AMRITSAR, Punjab, India: May 12, Reuter: Indian police arrested Sikh Chief Priest Jasbir Singh Khalsa on Thursday when he insisted on going to his religion’s holiest shrine, the Golden Temple, where Sikh freedom fighters are battling security forces.

 “I am ready to make whatever sacrifices necessary, but we must reach the temple and have the rituals started again”, he said in a confrontation with police in front of reporters.

Deputy Police Chief Sarabjit Singh refused to let Khalsa, three senior priests, and about 20 other people head for the Golden Temple because of shooting between Sikh freedom fighters and police reinforced by “Black Cat” Commandos.

“If you insist, then you are under arrest”, Singh told Khalsa and his followers.

Singh said Jasbir Singh Khalsa had insisted on going to the temple to talk to separatist gunmen barricaded inside despite bursts of fire that echoed around the Complex.

Khalsa, along with three other senior priests and about 20 others, was put on a bus and taken to the nearest police station, Singh said.

Khalsa was making a trip when Monday’s battle erupted and had been trying to get back inside the temple since he returned to Amritsar on Tuesday.

He told reporters earlier he had to get back inside to “preserve the dignity of the Harmandir Sahib”, the holiest shrine in the temple complex of white marble and golden roofs.

Khalsa said he would make “any sacrifice necessary” to return.

Police said they believed the temple contained only gunmen seeking an independent homeland they call Khalistan — “the land of the pure” — and their supporters.

Gunmen inside told reporters they were prepared to die and take cyanide capsules rather than be taken alive.

Eight hundred people, mostly priests and pilgrims, fled the temple on Tuesday after being trapped by the battle for a day.

The fighting halted the constant chanting of prayers and reading of Holy Scriptures in the white marble complex with its golden roofs.

Now, the temple echoes with intermittent gunshots between security forces and Sikh militants, who are demanding an independent homeland in the prosperous northern state of Punjab.

The Sikh freedom fighters told reporters inside the temple they would fight to the death.

“We are ready for the Commandos. We will not take it lying down”, said Jagir Singh, spokesman of a Committee directing the struggle for an independent homeland Sikhs call Khalistan, “Land of the Pure”.

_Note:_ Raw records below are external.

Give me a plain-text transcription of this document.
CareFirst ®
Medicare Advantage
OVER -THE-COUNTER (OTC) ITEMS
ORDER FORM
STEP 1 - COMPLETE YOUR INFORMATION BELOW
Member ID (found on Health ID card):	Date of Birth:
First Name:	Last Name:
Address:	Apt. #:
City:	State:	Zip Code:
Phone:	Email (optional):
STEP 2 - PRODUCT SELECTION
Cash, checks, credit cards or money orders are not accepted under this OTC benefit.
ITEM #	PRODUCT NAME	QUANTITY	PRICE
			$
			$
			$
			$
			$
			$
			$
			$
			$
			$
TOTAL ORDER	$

“They have fired at Harmandir Sahib and they will begivena very fitting reply,” he said of the holiest shrine in the complex.

Police have said the freedom fighters are running short of food and that the temple kitchen had been closed, but journalists saw no sign of want when they visited the temple on Thursday during a lull in the fighting. Kitchen staff said they had plenty of food and were cooking it for the gunmen.

The leaders, identified by the police as on their most wanted list, are inside the temple, one has his wife and two children with him, The police strategy appears to be to starve the freedom fighters into submission, but the police admit they cannot be sure of preventing supplies reaching them through the maze of narrow streets and secret passageways surrounding the Complex.